Cheul · July 20, 2022, 5:12am

I’ve tried and compared three different methods for convolution computation with a custom kernel in Pytorch. Their results are different but I don’t understand why that is.

Setup code:

import torch
import torch.nn.functional as F

inp = torch.arange(3*500*700).reshape(1,3,500,700).to(dtype=torch.float32)
wgt = torch.ones((1,3,3,3)).to(dtype=torch.float32)
stride = 1
padding = 0
h = inp.shape[2] - wgt.shape[2] + 1
w = inp.shape[3] - wgt.shape[3] + 1

Method 1

out1 = torch.zeros((1,h,w)).to(dtype=torch.float32)
for o in range(1):
    for i in range(3):
        for j in range(h):
            for k in range(w):
                out1[o,j,k] = out1[o,j,k] + (inp[0, i, j*stride:j*stride+3, k*stride:k*stride+3] * wgt[0,i]).sum()
out1 = out1.to(dtype=torch.int)

Method 2

inp_unf = F.unfold(inp, (3,3))
out_unf = inp_unf.transpose(1,2).matmul(wgt.view(1,-1).t()).transpose(1,2)
out2 = F.fold(out_unf, (h,w), (1,1))
out2 = out2.to(dtype=torch.int)

Method 3

out3 = F.conv2d(inp, wgt, bias=None, stride=1, padding=0)
out3 = out3.to(dtype=torch.int)

And here are the results comparison:

>>> h*w
347604

>>> (out1==out2).sum().item()
327338
>>> (out2 == out3).sum().item()
344026
>>> (out1 == out3).sum().item()
330797

>>> out1.shape
(1, 498, 698)
>>> out2.shape 
(1, 1, 498, 698)
>>> out3.shape
(1, 1, 498, 698)

Their data types are all int so floating point won’t the result. When I use a squared input format such as h=500 and w=500 , all three results are all matching. But not for non-squared inputs, such as the one above with h=500 and w=700 . Any insight?

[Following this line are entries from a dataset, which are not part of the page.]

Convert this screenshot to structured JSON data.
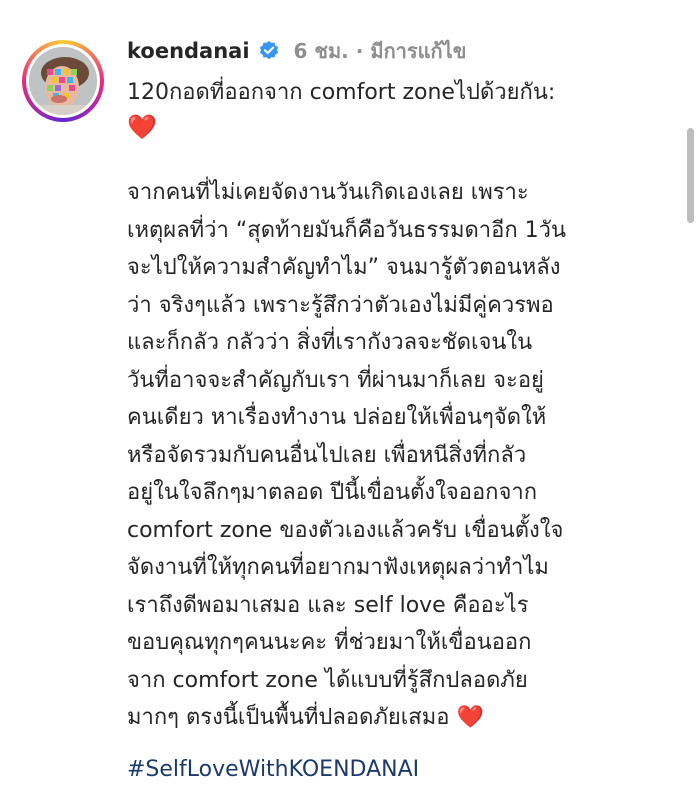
{
  "post": {
    "username": "koendanai",
    "time_ago": "6 ชม.",
    "separator": "·",
    "edited_label": "มีการแก้ไข",
    "caption_title": "120กอดที่ออกจาก comfort zoneไปด้วยกัน:",
    "caption_heart": "❤️",
    "body_lines": [
      "จากคนที่ไม่เคยจัดงานวันเกิดเองเลย เพราะ",
      "เหตุผลที่ว่า “สุดท้ายมันก็คือวันธรรมดาอีก 1วัน",
      "จะไปให้ความสำคัญทำไม” จนมารู้ตัวตอนหลัง",
      "ว่า จริงๆแล้ว เพราะรู้สึกว่าตัวเองไม่มีคู่ควรพอ",
      "และก็กลัว กลัวว่า สิ่งที่เรากังวลจะชัดเจนใน",
      "วันที่อาจจะสำคัญกับเรา ที่ผ่านมาก็เลย จะอยู่",
      "คนเดียว หาเรื่องทำงาน ปล่อยให้เพื่อนๆจัดให้",
      "หรือจัดรวมกับคนอื่นไปเลย เพื่อหนีสิ่งที่กลัว",
      "อยู่ในใจลึกๆมาตลอด ปีนี้เขื่อนตั้งใจออกจาก",
      "comfort zone ของตัวเองแล้วครับ เขื่อนตั้งใจ",
      "จัดงานที่ให้ทุกคนที่อยากมาฟังเหตุผลว่าทำไม",
      "เราถึงดีพอมาเสมอ และ self love คืออะไร",
      "ขอบคุณทุกๆคนนะคะ ที่ช่วยมาให้เขื่อนออก",
      "จาก comfort zone ได้แบบที่รู้สึกปลอดภัย"
    ],
    "last_line": "มากๆ ตรงนี้เป็นพื้นที่ปลอดภัยเสมอ",
    "last_line_heart": "❤️",
    "hashtag": "#SelfLoveWithKOENDANAI"
  },
  "icons": {
    "verified": "verified-badge-icon",
    "heart": "red-heart-emoji"
  },
  "colors": {
    "verified_blue": "#3797f0",
    "hashtag": "#1c3a6b",
    "muted": "#8e8e8e",
    "heart": "#e53935"
  }
}
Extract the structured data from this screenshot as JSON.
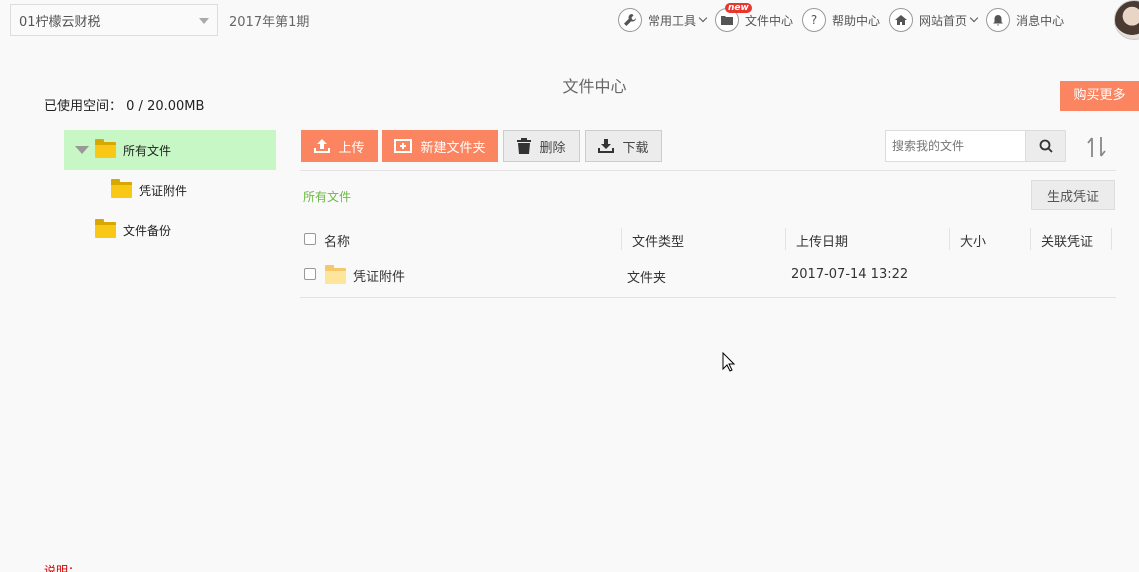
{
  "header": {
    "company": "01柠檬云财税",
    "period": "2017年第1期",
    "nav": [
      {
        "label": "常用工具",
        "icon": "wrench-icon"
      },
      {
        "label": "文件中心",
        "icon": "folder-icon",
        "badge": "new"
      },
      {
        "label": "帮助中心",
        "icon": "question-icon"
      },
      {
        "label": "网站首页",
        "icon": "home-icon"
      },
      {
        "label": "消息中心",
        "icon": "bell-icon"
      }
    ]
  },
  "page": {
    "title": "文件中心",
    "buy_more": "购买更多",
    "used_space_label": "已使用空间：",
    "used_space_value": "0 / 20.00MB",
    "note": "说明："
  },
  "tree": {
    "items": [
      {
        "label": "所有文件"
      },
      {
        "label": "凭证附件"
      },
      {
        "label": "文件备份"
      }
    ]
  },
  "toolbar": {
    "upload": "上传",
    "new_folder": "新建文件夹",
    "delete": "删除",
    "download": "下载",
    "search_placeholder": "搜索我的文件"
  },
  "breadcrumb": "所有文件",
  "generate_voucher": "生成凭证",
  "table": {
    "columns": [
      "名称",
      "文件类型",
      "上传日期",
      "大小",
      "关联凭证"
    ],
    "rows": [
      {
        "name": "凭证附件",
        "type": "文件夹",
        "date": "2017-07-14 13:22",
        "size": "",
        "voucher": ""
      }
    ]
  },
  "colors": {
    "accent": "#fb8561",
    "active_tree_bg": "#c6f7c4",
    "breadcrumb": "#6cb842",
    "folder": "#f9c817"
  }
}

ptrblck · July 20, 2022, 6:15am

It’s not completely true that you are using int32 dtypes as the actual convolutions are performed in float32.
If you check the errors you would see that you start to diverge at the higher range and in particular you are running into the expected rounding in float32.
This Wikipedia article on Single-precision floats explains when float32 starts to round on integer values.

Interesting for you would be the range in:

Integers between 2**24=16777216 and 2**25=33554432 round to a multiple of 2 (even number)

If you check the max. values you would see that the output fits into this range:

print(out1[-1, -1, -1] > 2**24)
# tensor(True)

print(out1[-1, -1, -1].float())
# tensor(18881046.)
print(out1[-1, -1, -1].float() + 1)
# tensor(18881048.)

If you use float64 your results would match as you wouldn’t round the integer values in the output range.

Cheul · July 20, 2022, 6:28am

Thank you very much for your answer, ptrblck. This question has been bugging me for awhile haha. My suffering and pain’s gone now. Thank you again.